Pyongyang « doit exposer l’efficacité et les capacités opérationnelles de ses soldats pour maximiser les résultats de son déploiement », abonde Lim Eul-chul, de l’Université de Kyungnam, à Changwon (sud).

– Volume limité –

Les chiffres sont invérifiables mais les Occidentaux évoquent autour de 10.000 soldats nord-coréens déployés, 11.000 selon Kiev. Soit environ dix jours de combat, selon les estimations des pertes russes.

« Si la Russie a des problèmes de main d’oeuvre, il faudra bien plus de soldats nord-coréens pour les résoudre », assure ainsi le général australien en retraite Mick Ryan.

D’autres objectent que ce volume ne sera pas négligeable si les soldats restent dans la région de Koursk.

Les forces spéciales nord-coréennes peuvent « endurer des conditions difficiles, même quand la nourriture et d’autres ressources manquent », pointe Lim.

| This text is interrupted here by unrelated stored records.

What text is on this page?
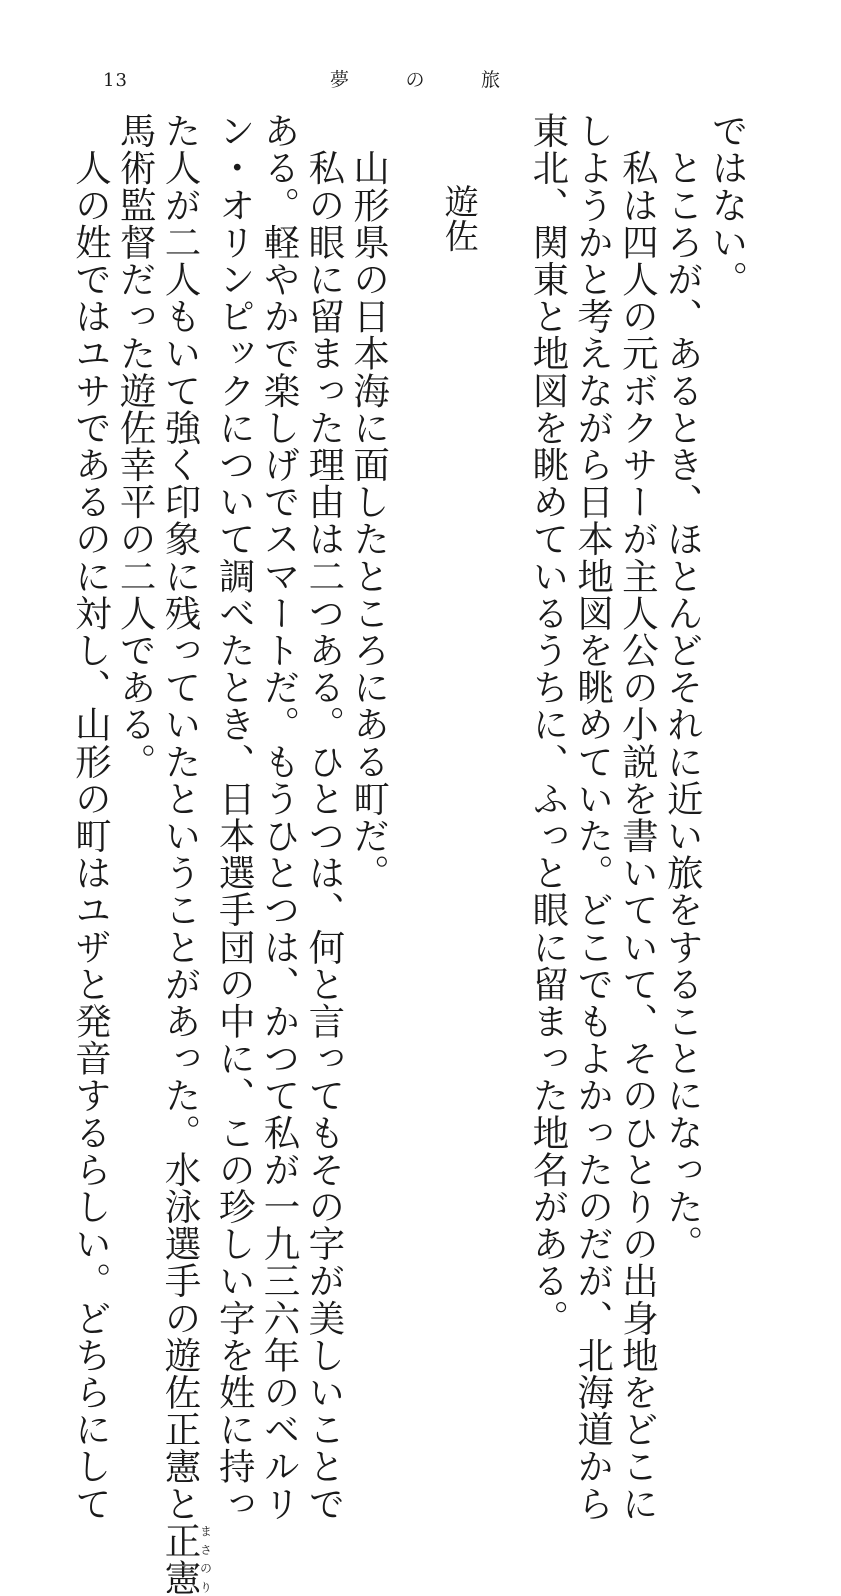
13	夢	の	旅

ではない。

　ところが、あるとき、ほとんどそれに近い旅をすることになった。

　私は四人の元ボクサーが主人公の小説を書いていて、そのひとりの出身地をどこに

しようかと考えながら日本地図を眺めていた。どこでもよかったのだが、北海道から

東北、関東と地図を眺めているうちに、ふっと眼に留まった地名がある。

遊佐

　山形県の日本海に面したところにある町だ。

　私の眼に留まった理由は二つある。ひとつは、何と言ってもその字が美しいことで

ある。軽やかで楽しげでスマートだ。もうひとつは、かつて私が一九三六年のベルリ

ン・オリンピックについて調べたとき、日本選手団の中に、この珍しい字を姓に持っ

た人が二人もいて強く印象に残っていたということがあった。水泳選手の遊佐正憲と正憲まさのり

馬術監督だった遊佐幸平の二人である。

　人の姓ではユサであるのに対し、山形の町はユザと発音するらしい。どちらにして
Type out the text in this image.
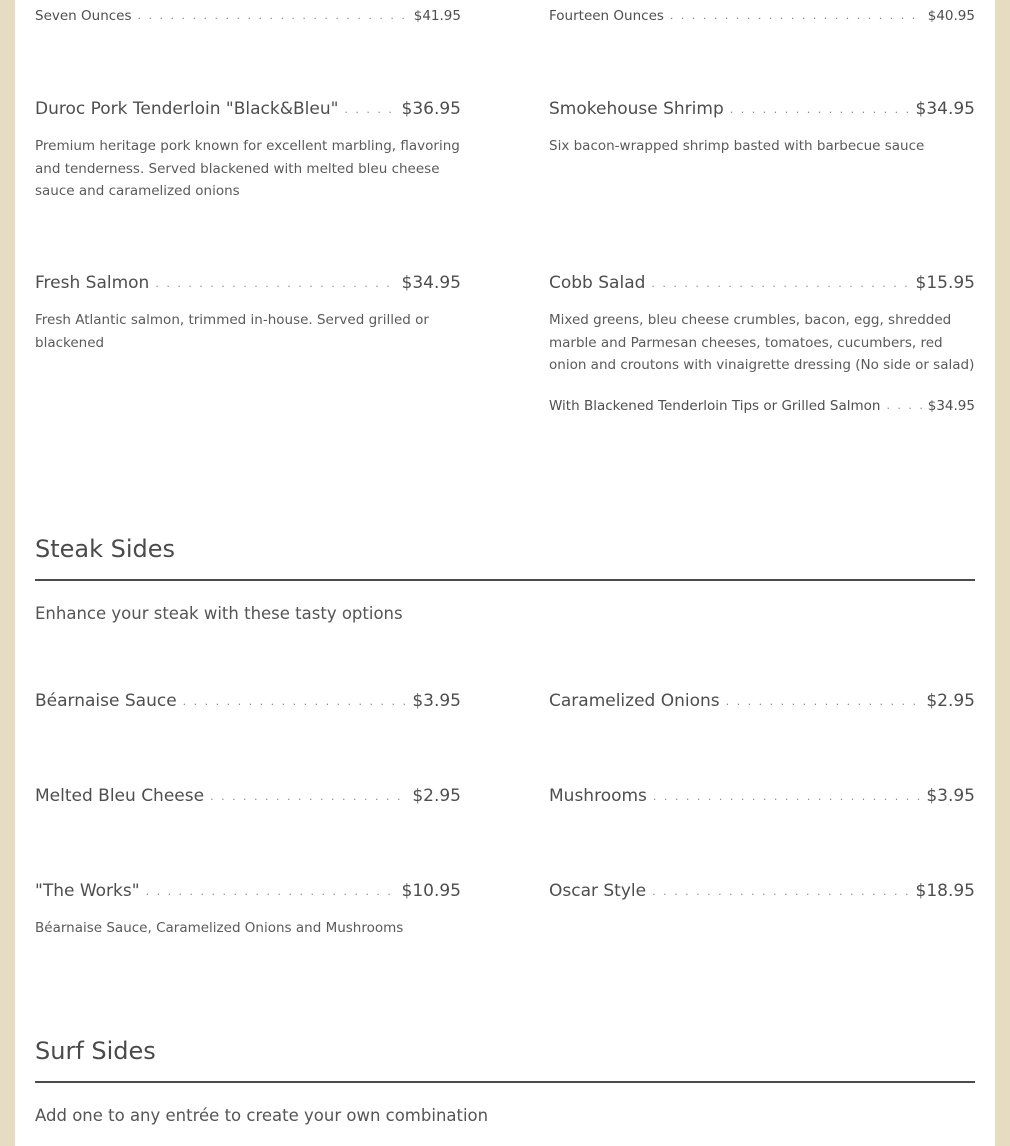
Seven Ounces . . .	$41.95	Fourteen Ounces . . .	$40.95
Duroc Pork Tenderloin "Black&Bleu" . . .	$36.95
Premium heritage pork known for excellent marbling, flavoring and tenderness. Served blackened with melted bleu cheese sauce and caramelized onions
Smokehouse Shrimp . . .	$34.95
Six bacon-wrapped shrimp basted with barbecue sauce
Fresh Salmon . . .	$34.95
Fresh Atlantic salmon, trimmed in-house. Served grilled or blackened
Cobb Salad . . .	$15.95
Mixed greens, bleu cheese crumbles, bacon, egg, shredded marble and Parmesan cheeses, tomatoes, cucumbers, red onion and croutons with vinaigrette dressing (No side or salad)
With Blackened Tenderloin Tips or Grilled Salmon . . .	$34.95
Steak Sides
Enhance your steak with these tasty options
Béarnaise Sauce . . .	$3.95	Caramelized Onions . . .	$2.95
Melted Bleu Cheese . . .	$2.95	Mushrooms . . .	$3.95
"The Works" . . .	$10.95
Béarnaise Sauce, Caramelized Onions and Mushrooms
Oscar Style . . .	$18.95
Surf Sides
Add one to any entrée to create your own combination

Elles sont « résilientes mentalement » et « rigoureusement entraînées ».

– Le barrage linguistique –

Peut-on faire la guerre avec des traducteurs ? « Ils peuvent être utiles » mais le gap de communication « peut poser, et posera, un problème pendant les combats », assure Mick Ryan.

Les questions organisationnelles sont innombrables: les Nord-coréens vont-ils déployer soldats et commandement? Seront-ils autonomes ou intégrés aux unités russes? Pour quelles tâches?

« Le renseignement ukrainien a affirmé que les Nord-Coréens étaient arrivés en Russie avec 500 officiers et trois généraux », fait valoir Ivan Klyszcz, du Centre international pour la défense et la sécurité (ICDS) en Estonie.

« Cela pourrait faciliter la communication si les généraux nord-coréens et russes arrivent à travailler ensemble, mais il y a trop d’inconnues à ce stade pour être affirmatif ».

– Expérience limitée –

Les forces spéciales de Pyongyang sont d’abord formées pour prévenir un coup d’Etat, avec des « commissaires politiques (qui) signent chaque décision militaire », écrit Fyodor Tertitsky.

« La question demeure de savoir si cet encombrant système sera modifié pour les besoins de la guerre en Ukraine », ce qui serait « impossible sans l’accord personnel de Kim Jong Un ».

Soldats en Russie, tir de missile: la Corée du Nord fait monter les tensions

Les troupes nord-coréennes ne se sont par ailleurs pas battues depuis 1953 et devraient souffrir face à des Ukrainiens en guerre depuis deux ans et demi.

L’armée de Kim s’appuie sur la masse, modèle de la guerre du XXe siècle, avec 30% de la population engagée – active, réserve, paramilitaires – indique Ivan Klyszcz à l’AFP.

Mais « même si leur régime communiste demeure une sorte d’avatar dépassé du modèle soviétique », cette prééminence de la masse « est étrangement redevenue pertinente au XXIe siècle ».

– Le renseignement aux abois –

Ce déploiement sera épié et analysé tous azimuts.

« Partager les leçons sur le combat moderne, en particulier l’usage intégré des drones, des missiles balistiques et de croisière, sera d’un grand intérêt pour la Corée du Nord », assure Mick Ryan, citant aussi la guerre électronique et « les connaissances glanées sur les armes occidentales récupérées en Ukraine ».

Mais l’inverse est vrai aussi: en pleines tensions sur la péninsule, « Séoul semble vouloir saisir l’opportunité d’obtenir du renseignement sur son ennemi », fait valoir Fyodor Tertitsky.

D’autant que la fermeture de la frontière datant de la pandémie de covid-19 a considérablement réduit l’arrivée au sud de réfugiés du nord, qui constituent « la principale source d’information » de Séoul sur son voisin.